Por fim, mesmo em se tratando de encerramento irregular (paralisação das atividades sem comunicar tal fato aos órgãos competentes e honrar suas obrigações tributárias), não é demais lembrar que ainda assim o sócio não necessariamente deve responder pelas dívidas da empresa. Citamos abaixo algumas situações:
a) saída do quadro societário antes do encerramento irregular da empresa:
“EXECUÇÃO FISCAL. AGRAVO DE INSTRUMENTO. RESPONSABILIDADE DE SÓCIOS. DISSOLUÇÃO IRREGULAR CONFIGURADA. ARTIGO 135, III, DO CPC. SÚMULA 435 STJ. RECURSO PROVIDO. – A inclusão de sócios-gerentes no polo passivo da execução fiscal é matéria disciplinada no artigo 135, inciso III, do CTN. Quando os nomes dos corresponsáveis não constam da certidão da dívida ativa, somente é cabível se comprovados atos de gestão com excesso de poderes, infração à lei, ao contrato, ao estatuto social ou, ainda, na hipótese de encerramento irregular da sociedade. (…) – Para a configuração da responsabilidade delineada na norma tributária como consequência da dissolução irregular é imprescindível a comprovação de que o sócio integrava a empresa quando do fechamento de suas atividades e de que era gerente ao tempo do vencimento do tributo. (…) – Agravo de instrumento provido.” (TRF 3ª Região, QUARTA TURMA, AI 0014410-87.2013.4.03.0000, Rel. JUÍZA CONVOCADA SIMONE SCHRODER RIBEIRO, julgado em 13/02/2014, e-DJF3 Judicial 1 DATA:28/02/2014)
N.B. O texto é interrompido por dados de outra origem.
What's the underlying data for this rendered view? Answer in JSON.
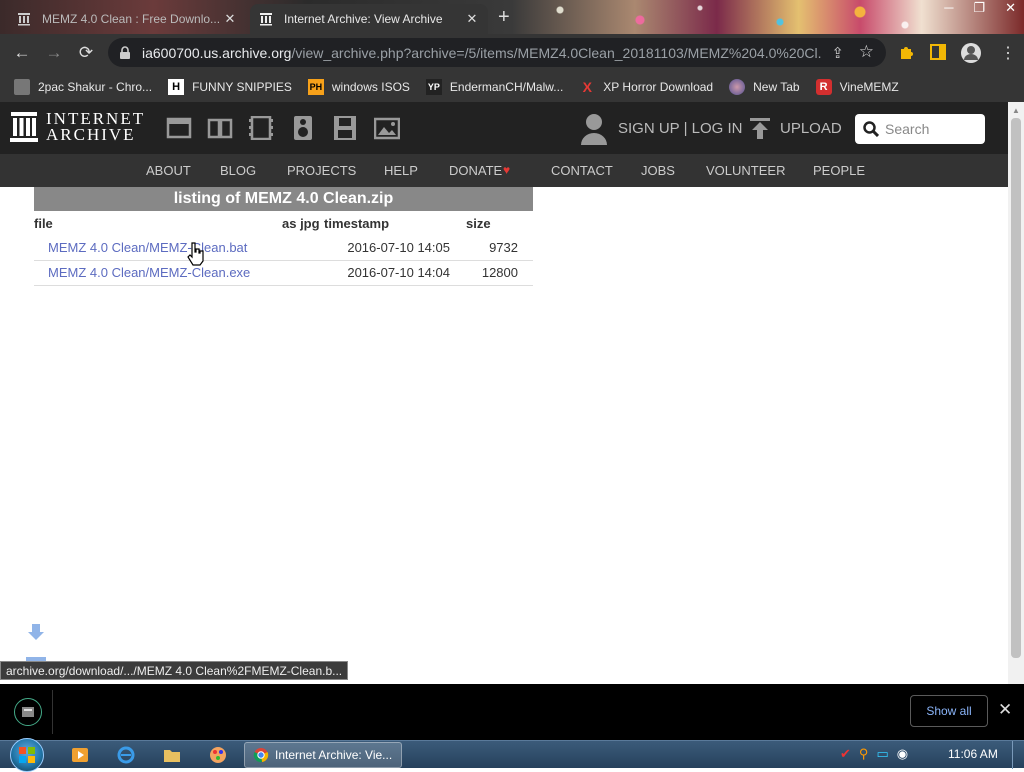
{
  "tabs": [
    {
      "title": "MEMZ 4.0 Clean : Free Downlo...",
      "active": false
    },
    {
      "title": "Internet Archive: View Archive",
      "active": true
    }
  ],
  "address_bar": {
    "host": "ia600700.us.archive.org",
    "path": "/view_archive.php?archive=/5/items/MEMZ4.0Clean_20181103/MEMZ%204.0%20Cl..."
  },
  "bookmarks": [
    {
      "label": "2pac Shakur - Chro...",
      "icon": "2pac-favicon"
    },
    {
      "label": "FUNNY SNIPPIES",
      "icon": "H"
    },
    {
      "label": "windows ISOS",
      "icon": "PH"
    },
    {
      "label": "EndermanCH/Malw...",
      "icon": "YP"
    },
    {
      "label": "XP Horror Download",
      "icon": "X"
    },
    {
      "label": "New Tab",
      "icon": "globe-favicon"
    },
    {
      "label": "VineMEMZ",
      "icon": "R"
    }
  ],
  "ia_header": {
    "logo_line1": "INTERNET",
    "logo_line2": "ARCHIVE",
    "signup_login": "SIGN UP | LOG IN",
    "upload": "UPLOAD",
    "search_placeholder": "Search"
  },
  "ia_nav": [
    "ABOUT",
    "BLOG",
    "PROJECTS",
    "HELP",
    "DONATE",
    "CONTACT",
    "JOBS",
    "VOLUNTEER",
    "PEOPLE"
  ],
  "listing": {
    "title": "listing of MEMZ 4.0 Clean.zip",
    "headers": {
      "file": "file",
      "as_jpg": "as jpg",
      "timestamp": "timestamp",
      "size": "size"
    },
    "rows": [
      {
        "file": "MEMZ 4.0 Clean/MEMZ-Clean.bat",
        "timestamp": "2016-07-10 14:05",
        "size": "9732"
      },
      {
        "file": "MEMZ 4.0 Clean/MEMZ-Clean.exe",
        "timestamp": "2016-07-10 14:04",
        "size": "12800"
      }
    ]
  },
  "status_url": "archive.org/download/.../MEMZ 4.0 Clean%2FMEMZ-Clean.b...",
  "download_shelf": {
    "show_all": "Show all"
  },
  "taskbar": {
    "chrome_window": "Internet Archive: Vie...",
    "clock": "11:06 AM"
  },
  "colors": {
    "ia_dark": "#222222",
    "ia_nav": "#333333",
    "link": "#5c6bc0",
    "donate_heart": "#e53935",
    "chrome_frame": "#353535"
  }
}
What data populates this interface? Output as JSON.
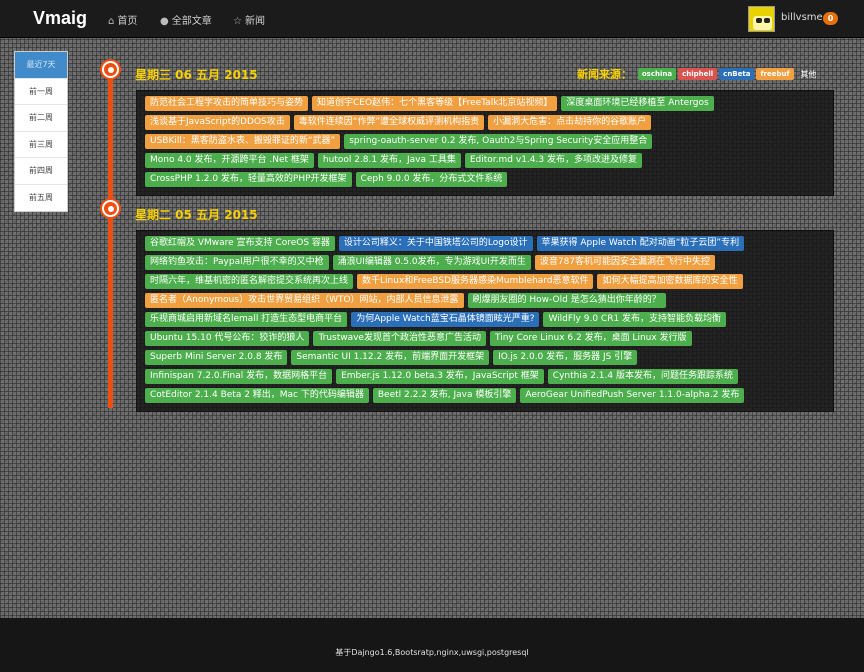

b) não exercício da administração da empresa:
“AGRAVO LEGAL – AGRAVO DE INSTRUMENTO – REDIRECIONAMENTO DA EXECUÇÃO – SÓCIO QUE NÃO EXERCIA PODERES DE GERÊNCIA DA SOCEDADE À ÉPOCA DA DISSOLUÇÃO IRREGULAR – IMPOSSIBILIDADE DE INCLUSÃO NO POLO PASSIVO. I – Admite-se o redirecionamento da execução fiscal nos casos em que, comprovada a impossibilidade de garantia da causa pelos meios ordinários, apresentem-se indícios da dissolução irregular da sociedade executada ou das práticas descritas no artigo 135, III. II – De acordo com o entendimento firmado no âmbito do Superior Tribunal de Justiça, adotado também por esta E. Terceira Turma, o redirecionamento da execução deve ocorrer contra os sócios que geriam a empresa na época em que houve sua dissolução irregular. III – Cuidando-se de sócio que não exercia poderes de gerência da sociedade à época da dissolução irregular, descabida a sua inclusão no polo passivo da execução. IV – Precedentes. (…) VIII – Agravo legal improvido.” (TRF 3ª Região, TERCEIRA TURMA, AI 0010900-37.2011.4.03.0000, Rel. DESEMBARGADORA FEDERAL CECILIA MARCONDES, julgado em 16/01/2014, e-DJF3 Judicial 1 DATA:24/01/2014)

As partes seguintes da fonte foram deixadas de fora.